The DCCT/EDIC trial reported a macrovascular benefit in the original intensively controlled group despite subsequent loss of A1c control equivalent to the post DCCT conventionally treated group. This important concept, termed “metabolic memory,” provides evidence supporting the importance of early, aggressive control of diabetes. Additionally, evidence from the Kumamoto Study and the United Kingdom Prospective Diabetes Study confirm reduced microvascular complications with lower A1c levels.


Strong epidemiologic evidence from varied populations links post-challenge hyperglycemia to macrovascular complications; these studies include the Rancho Bernardo Study, the Honolulu Heart Study, the Paris Prospective Heart Study, the Diabetes Intervention Study, and the Diabetes Epidemiology:Collaborative Analysis of Diagnostic Criteria in Europe Study.


Possible effects of acute hyperglycemia responsible for increased microvascular and macrovascular risk include:

  • Endothelial dysfunction
  • Increased oxidative load
  • A pro-inflammatory state
  • Protein glycosylation
  • Altered coagulation

In 2003, Monnier and colleagues demonstrated that, in patients with an A1c level less than 7.3%, reductions in postprandial glycemia were approximately 70% responsible for the improvement in glycemic control as measured by A1c. Whereas for patients with an A1c greater than 8.0%, improvements in fasting glycemic control contributed more to the overall glycemic control than did postprandial glycemia.
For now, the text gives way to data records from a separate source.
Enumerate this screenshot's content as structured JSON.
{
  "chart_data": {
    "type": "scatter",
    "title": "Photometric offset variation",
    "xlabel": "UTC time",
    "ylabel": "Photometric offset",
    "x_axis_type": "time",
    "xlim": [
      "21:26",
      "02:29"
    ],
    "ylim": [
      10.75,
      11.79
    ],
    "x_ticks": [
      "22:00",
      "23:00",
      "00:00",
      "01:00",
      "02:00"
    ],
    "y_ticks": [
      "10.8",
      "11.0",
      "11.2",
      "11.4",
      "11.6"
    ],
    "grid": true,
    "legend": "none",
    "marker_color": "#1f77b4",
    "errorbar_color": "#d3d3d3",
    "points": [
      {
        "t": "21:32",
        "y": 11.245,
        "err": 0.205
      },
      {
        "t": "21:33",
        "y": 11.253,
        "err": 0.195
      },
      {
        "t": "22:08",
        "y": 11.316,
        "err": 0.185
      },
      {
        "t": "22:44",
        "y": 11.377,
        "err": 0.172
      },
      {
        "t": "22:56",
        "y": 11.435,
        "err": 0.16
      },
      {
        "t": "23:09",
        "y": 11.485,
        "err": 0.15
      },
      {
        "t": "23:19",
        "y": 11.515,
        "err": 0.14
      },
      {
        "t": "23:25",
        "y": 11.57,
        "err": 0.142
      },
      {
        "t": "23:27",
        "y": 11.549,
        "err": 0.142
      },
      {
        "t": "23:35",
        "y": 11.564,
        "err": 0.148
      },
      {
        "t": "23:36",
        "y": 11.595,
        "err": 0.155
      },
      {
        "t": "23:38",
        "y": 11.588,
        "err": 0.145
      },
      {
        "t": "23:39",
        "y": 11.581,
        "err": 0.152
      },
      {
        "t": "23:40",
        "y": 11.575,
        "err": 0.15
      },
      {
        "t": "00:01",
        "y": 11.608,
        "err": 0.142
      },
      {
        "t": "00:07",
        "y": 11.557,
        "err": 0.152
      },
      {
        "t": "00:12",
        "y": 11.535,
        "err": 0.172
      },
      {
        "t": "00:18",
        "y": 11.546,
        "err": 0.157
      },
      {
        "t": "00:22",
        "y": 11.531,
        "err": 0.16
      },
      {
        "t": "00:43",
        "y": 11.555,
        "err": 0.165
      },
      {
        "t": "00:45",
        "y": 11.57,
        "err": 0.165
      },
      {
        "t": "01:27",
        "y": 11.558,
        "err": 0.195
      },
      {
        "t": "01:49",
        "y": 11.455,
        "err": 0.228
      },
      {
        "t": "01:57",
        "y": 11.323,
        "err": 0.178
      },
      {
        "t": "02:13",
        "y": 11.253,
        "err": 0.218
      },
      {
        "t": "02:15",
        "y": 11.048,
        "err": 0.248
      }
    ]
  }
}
This observation, practically stated, supports the “Fix Fasting First” approach commonly used in clinical practice.
In 2007, Monnier and colleagues designed a study in early diabetes to demonstrate that the loss of glycemic control progressed sequentially from postprandial to fasting. In this study, the researchers found that the initial differences in mean glucose concentrations reached statistical significance during daytime postprandial periods first, followed by morning periods (otherwise known as the dawn phenomenon), and then nocturnal fasting periods. The finding led Monnier and his team to conclude that the deterioration in glucose control progressed stepwise in the 3 postmeal periods leading to fasting hyperglycemia; this observation, therefore, supports a stepwise treatment program and medication titration.
In the appropriate patients, as determined by their fasting blood glucose (FBG) and A1c, a clinician can effectively titrate treatment to achieve FBG in the target (100 to 126 mg/dL) range. If the A1c remains above the target, then management of the postprandial blood glucose component becomes essential to improve glycemic control.
In a more recent study, Monnier and colleagues suggest that, to achieve glycemic targets less than 6.5% (as currently recommended by ACE/AACE and the International Diabetes Federation), attention must be paid to the PPG. However, there is a caveat to take into consideration: Riddle and colleagues recently published a study evaluating PPG and from their data, it can be concluded that contribution of PPG and fasting plasma glucose depends on treatment.

If the FBG has been optimized or treated to the target and the A1c is still not at goal, targeting the PPG is the next step. A reasonable approach is to start with the largest meal first (typically dinner) and measure the blood glucose 2 hours after the beginning of the meal. Different organizations have proposed different targets.